After 10 minutes about 70% of the cells were alive independent of their genetic background. By 20 minutes more than 99% of P. putida wild-type as well as of colR-, ttgC- and colRttgC-deficient cells were dead (not able to form colonies on selective media) and after 30 minutes of treatment with 50 mM phenol the count of viable cells of all strains had dropped by four orders of magnitude. This data suggests that the cell membrane of the colR-deficient strain is not more permeable to phenol than
the membrane of the wild-type cells. ColRS system and TtgABC efflux pump affect phenol tolerance only in growing bacteria To further investigate variation in phenol sensitivity between the wild-type, colR, ttgC and colRttgC mutant strains
we next monitored the 24-hour-viability see more of bacteria treated with different concentrations of phenol. To evaluate the effect of different physiological conditions, liquid M9 minimal medium contained either 10 mM glucose, 10 mM gluconate or no carbon source at all.
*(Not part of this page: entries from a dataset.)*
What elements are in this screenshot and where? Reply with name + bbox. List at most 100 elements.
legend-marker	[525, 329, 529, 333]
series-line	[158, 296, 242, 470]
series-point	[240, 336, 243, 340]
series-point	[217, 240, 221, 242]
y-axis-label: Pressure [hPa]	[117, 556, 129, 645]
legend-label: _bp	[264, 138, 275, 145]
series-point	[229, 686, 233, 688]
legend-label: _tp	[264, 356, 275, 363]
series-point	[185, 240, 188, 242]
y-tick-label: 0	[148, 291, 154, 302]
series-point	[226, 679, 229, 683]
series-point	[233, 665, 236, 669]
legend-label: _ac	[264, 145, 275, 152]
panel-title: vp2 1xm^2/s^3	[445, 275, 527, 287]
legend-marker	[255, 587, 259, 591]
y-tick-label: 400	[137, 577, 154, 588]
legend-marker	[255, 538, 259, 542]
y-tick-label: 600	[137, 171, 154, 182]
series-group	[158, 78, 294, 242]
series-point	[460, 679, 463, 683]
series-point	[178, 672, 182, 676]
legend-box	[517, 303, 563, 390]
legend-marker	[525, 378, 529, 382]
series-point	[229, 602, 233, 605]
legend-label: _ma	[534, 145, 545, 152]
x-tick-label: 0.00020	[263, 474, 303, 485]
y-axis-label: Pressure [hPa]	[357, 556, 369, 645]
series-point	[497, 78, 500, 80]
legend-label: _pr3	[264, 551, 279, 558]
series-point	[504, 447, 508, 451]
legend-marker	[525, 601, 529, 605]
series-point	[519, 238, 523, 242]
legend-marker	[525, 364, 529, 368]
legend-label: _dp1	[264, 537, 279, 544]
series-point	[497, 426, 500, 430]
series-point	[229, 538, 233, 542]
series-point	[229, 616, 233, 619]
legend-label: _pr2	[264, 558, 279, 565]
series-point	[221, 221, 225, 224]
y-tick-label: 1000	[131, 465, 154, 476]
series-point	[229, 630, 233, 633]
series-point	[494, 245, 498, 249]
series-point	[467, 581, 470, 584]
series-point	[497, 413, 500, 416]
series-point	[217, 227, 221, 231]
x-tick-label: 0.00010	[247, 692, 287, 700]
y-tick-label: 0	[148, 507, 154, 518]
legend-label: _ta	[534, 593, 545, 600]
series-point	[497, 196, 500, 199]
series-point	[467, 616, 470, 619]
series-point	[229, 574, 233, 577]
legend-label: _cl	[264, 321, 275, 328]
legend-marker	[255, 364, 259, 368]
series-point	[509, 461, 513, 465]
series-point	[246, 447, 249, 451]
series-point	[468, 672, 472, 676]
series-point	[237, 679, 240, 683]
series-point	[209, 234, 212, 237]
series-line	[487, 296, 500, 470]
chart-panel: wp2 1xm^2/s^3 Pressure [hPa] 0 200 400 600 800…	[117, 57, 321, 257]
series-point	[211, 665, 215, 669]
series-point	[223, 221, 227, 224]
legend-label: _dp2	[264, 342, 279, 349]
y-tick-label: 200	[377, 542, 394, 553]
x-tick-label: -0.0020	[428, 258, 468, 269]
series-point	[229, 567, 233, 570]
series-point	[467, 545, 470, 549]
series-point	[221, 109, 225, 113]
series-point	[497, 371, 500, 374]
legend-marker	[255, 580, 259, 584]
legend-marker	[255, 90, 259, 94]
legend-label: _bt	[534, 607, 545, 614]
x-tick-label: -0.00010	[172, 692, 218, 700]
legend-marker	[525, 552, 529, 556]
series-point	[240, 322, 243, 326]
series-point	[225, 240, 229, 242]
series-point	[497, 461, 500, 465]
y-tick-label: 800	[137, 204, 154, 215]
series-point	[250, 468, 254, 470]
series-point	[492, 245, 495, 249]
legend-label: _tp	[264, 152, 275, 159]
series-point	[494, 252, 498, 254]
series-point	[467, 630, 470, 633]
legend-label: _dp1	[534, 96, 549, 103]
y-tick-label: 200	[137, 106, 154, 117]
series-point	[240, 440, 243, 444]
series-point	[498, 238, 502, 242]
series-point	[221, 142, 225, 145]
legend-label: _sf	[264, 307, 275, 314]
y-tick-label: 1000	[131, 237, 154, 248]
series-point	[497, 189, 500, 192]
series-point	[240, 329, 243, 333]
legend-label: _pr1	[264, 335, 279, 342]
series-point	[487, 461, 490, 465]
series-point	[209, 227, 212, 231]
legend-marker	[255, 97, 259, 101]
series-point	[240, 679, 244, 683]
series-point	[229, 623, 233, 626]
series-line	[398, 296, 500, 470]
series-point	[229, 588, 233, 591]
As expected, significant differences between the wild-type and colR-deficient strains became evident when phenol tolerance was tested on glucose minimal medium. However, differently from solid glucose medium where colR mutant is able to grow at phenol Cytoskeletal Signaling inhibitor concentration as high as 6 mM (Fig. 1), growth of the colR mutant in liquid glucose medium was restricted selleck chemicals already at 2-6 mM phenol concentration. Moreover, whilst the presence of 4-6 mM phenol allowed growth of the wild-type, then the colR mutant started to die at these phenol concentrations and only less than 10% of inoculated cells could survive during the incubation for 24 hours (Fig. 3A). Another interesting phenomenon detected by us was a specific vulnerability of the glucose-grown colR-deficient strain to intermediate phenol concentrations (4-8 mM), SPTLC1 which is in contrast with its wild-type-like tolerance to high phenol concentrations (10-16 mM) (Fig. 3A). This data correlates well with
our finding that the colR mutant possesses wild-type-like survival in phenol killing assay (see above) and indicates that in totally stressed cells the phenol tolerance is not influenced by ColRS system any more. Analysis of the ttgC mutants revealed that the effect of the ttgC disruption on phenol tolerance in the liquid glucose medium was negligible compared to its effect on the solid medium (compare Fig. 1 and 3A). Compared to the wild-type strain, the ttgC mutant tolerated higher phenol concentrations on solid glucose medium (Fig. 1) while in liquid medium there were no differences in phenol tolerance between these two strains (Fig. 3A). Also in the colR-deficient background the effect of ttgC disruption was stronger on solid than in liquid glucose medium (compare Fig. 1 and 3A).